Un homme a créé une barge à énergie solaire qui récupère le plastique avant qu’il n’atteigne l’océan

Par Lori C. Summers
14 mai 2020
Mis à jour: 14 mai 2020

Alors qu’il n’avait que 18 ans, Boyan Slat, un inventeur néerlandais, a fondé The Océan Cleanup, une association à but non lucratif dont l’objectif est de développer des systèmes pointus pour débarrasser le plastique des océans.

Ces derniers temps, l’organisation s’emploie à retirer avec succès le plastique des rivières avant qu’il n’atteigne l’océan. D’ici la fin de l’année 2025, elle a le projet de nettoyer 1 000 fleuves et rivières parmi les plus pollués du monde, qui sont responsables de 80 % du plastique qui se retrouve dans les océans.

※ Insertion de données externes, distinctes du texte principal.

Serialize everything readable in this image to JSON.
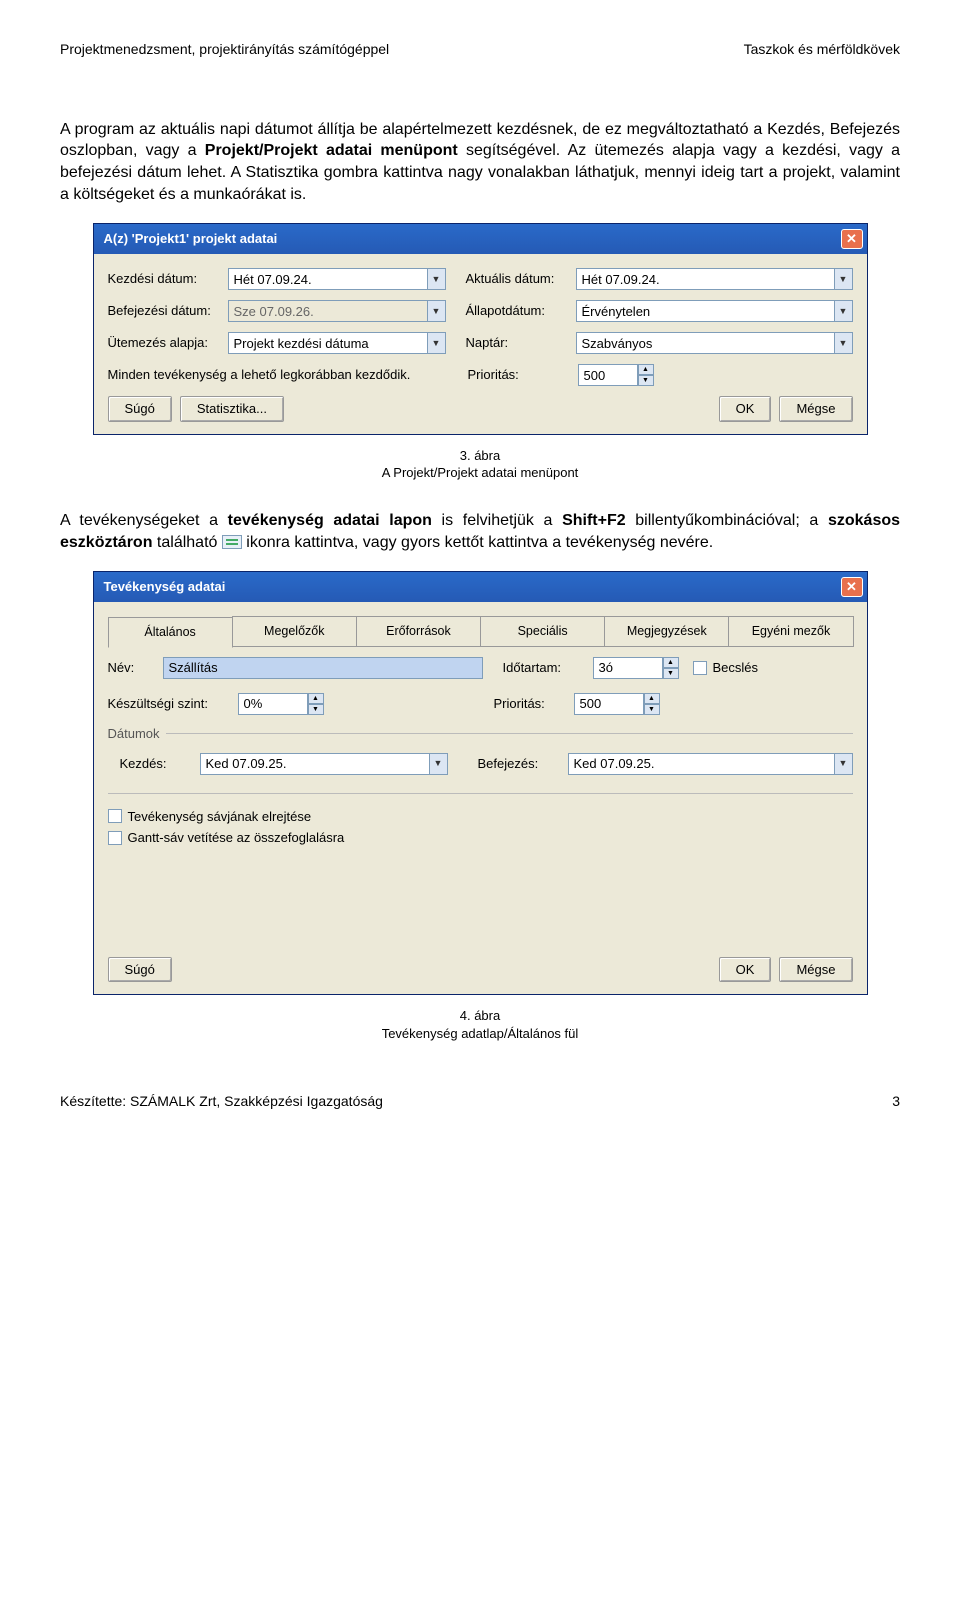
{
  "header": {
    "left": "Projektmenedzsment, projektirányítás számítógéppel",
    "right": "Taszkok és mérföldkövek"
  },
  "para1_full": "A program az aktuális napi dátumot állítja be alapértelmezett kezdésnek, de ez megváltoztatható a Kezdés, Befejezés oszlopban, vagy a Projekt/Projekt adatai menüpont segítségével. Az ütemezés alapja vagy a kezdési, vagy a befejezési dátum lehet. A Statisztika gombra kattintva nagy vonalakban láthatjuk, mennyi ideig tart a projekt, valamint a költségeket és a munkaórákat is.",
  "para1": {
    "pre": "A program az aktuális napi dátumot állítja be alapértelmezett kezdésnek, de ez megváltoztatható a Kezdés, Befejezés oszlopban, vagy a ",
    "b1": "Projekt/Projekt adatai menüpont",
    "post": " segítségével. Az ütemezés alapja vagy a kezdési, vagy a befejezési dátum lehet. A Statisztika gombra kattintva nagy vonalakban láthatjuk, mennyi ideig tart a projekt, valamint a költségeket és a munkaórákat is."
  },
  "dlg1": {
    "title": "A(z) 'Projekt1' projekt adatai",
    "labels": {
      "start": "Kezdési dátum:",
      "current": "Aktuális dátum:",
      "end": "Befejezési dátum:",
      "status": "Állapotdátum:",
      "sched": "Ütemezés alapja:",
      "cal": "Naptár:",
      "note": "Minden tevékenység a lehető legkorábban kezdődik.",
      "prio": "Prioritás:"
    },
    "values": {
      "start": "Hét 07.09.24.",
      "current": "Hét 07.09.24.",
      "end": "Sze 07.09.26.",
      "status": "Érvénytelen",
      "sched": "Projekt kezdési dátuma",
      "cal": "Szabványos",
      "prio": "500"
    },
    "buttons": {
      "help": "Súgó",
      "stats": "Statisztika...",
      "ok": "OK",
      "cancel": "Mégse"
    }
  },
  "caption1": {
    "num": "3. ábra",
    "txt": "A Projekt/Projekt adatai menüpont"
  },
  "para2": {
    "pre": "A tevékenységeket a ",
    "b1": "tevékenység adatai lapon",
    "mid1": " is felvihetjük a ",
    "b2": "Shift+F2",
    "mid2": " billentyűkombinációval; a ",
    "b3": "szokásos eszköztáron",
    "mid3": " található ",
    "post": " ikonra kattintva, vagy gyors kettőt kattintva a tevékenység nevére."
  },
  "dlg2": {
    "title": "Tevékenység adatai",
    "tabs": [
      "Általános",
      "Megelőzők",
      "Erőforrások",
      "Speciális",
      "Megjegyzések",
      "Egyéni mezők"
    ],
    "labels": {
      "name": "Név:",
      "dur": "Időtartam:",
      "est": "Becslés",
      "pct": "Készültségi szint:",
      "prio": "Prioritás:",
      "dates": "Dátumok",
      "start": "Kezdés:",
      "end": "Befejezés:",
      "hide": "Tevékenység sávjának elrejtése",
      "gantt": "Gantt-sáv vetítése az összefoglalásra"
    },
    "values": {
      "name": "Szállítás",
      "dur": "3ó",
      "pct": "0%",
      "prio": "500",
      "start": "Ked 07.09.25.",
      "end": "Ked 07.09.25."
    },
    "buttons": {
      "help": "Súgó",
      "ok": "OK",
      "cancel": "Mégse"
    }
  },
  "caption2": {
    "num": "4. ábra",
    "txt": "Tevékenység adatlap/Általános fül"
  },
  "footer": {
    "left": "Készítette: SZÁMALK Zrt, Szakképzési Igazgatóság",
    "right": "3"
  }
}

L’inventeur néerlandais et PDG de The Ocean Cleanup Boyan Slat s’adresse aux membres des médias avant que le système 001 ne soit remorqué hors de la baie de San Francisco à San Francisco, Californie, le 8 septembre 2018. (JOSH EDELSON / AFP via Getty Images)

Selon leur site web, The Océan Cleanup a été fondé en 2013 aux Pays-Bas pour préserver l’environnement en débarrassant les océans du monde entier des débris de plastique. La dernière invention de l’organisation à but non lucratif, « l’interceptor », est conçu pour collecter les déchets à leur source que sont les rivières.

« L’Interceptor » est un appareil entièrement alimenté par l’énergie solaire, avec des batteries lithium-ion embarquées, qui lui permettent de fonctionner 24 heures sur 24 sans bruit ni gaz d’échappement. Il est en service depuis 2015 et a été présenté au public lors d’un événement organisé aux Pays-Bas en octobre 2019.

Comment fonctionne l’Interceptor ? Le nouveau système est conçu comme un catamaran qui se déplace à la surface des rivières et collecte le plastique sur un tapis roulant avant de le déposer dans les conteneurs à déchets qui y sont attachés. Lorsque les bennes sont pleines et doivent être vidées, il envoie un message automatique aux opérateurs à terre, qui le ramènent ensuite sur la rive pour vider les bennes et envoyer les débris de plastique aux installations locales de gestion des déchets.

En outre, grâce à sa conception unique, l’Interceptor ne collecte que les déchets sans nuire à la faune existante.

The Interceptor, alors qu’il est en fonction, sur le fleuve Kelang, en Malaisie (avec l’aimable autorisation de Ocean Cleanup)

La majorité des déchets plastiques provenant des rivières, l’Interceptor pourrait réduire considérablement la pollution plastique, qui constitue une menace pour l’écosystème océanique.

« Au monde,  environ 1 000 rivières sont responsables de 80 % des déchets plastiques des océans », a expliqué Laurent Lebreton, le responsable scientifique de The Ocean Cleanup, selon le magazine mensuel américain Wired. « Donc, si nous voulons réduire de manière significative les déversements de plastique dans l’océan, nous devons nous atteler à nettoyer ces fleuves et rivières. »

Le convoyeur à courroie de l’Interceptor (avec l’aimable autorisation de Ocean Cleanup)

De plus, ce système ingénieux a le potentiel d’extraire plus de 110 000 livres (environ 50 000 kg) de plastique par jour. Deux prototypes ont déjà été déployés avec succès dans le système de drainage de Cengkareng, un cours d’eau qui traverse la ville de Jakarta, en Indonésie, et le fleuve Kelang, en Malaisie.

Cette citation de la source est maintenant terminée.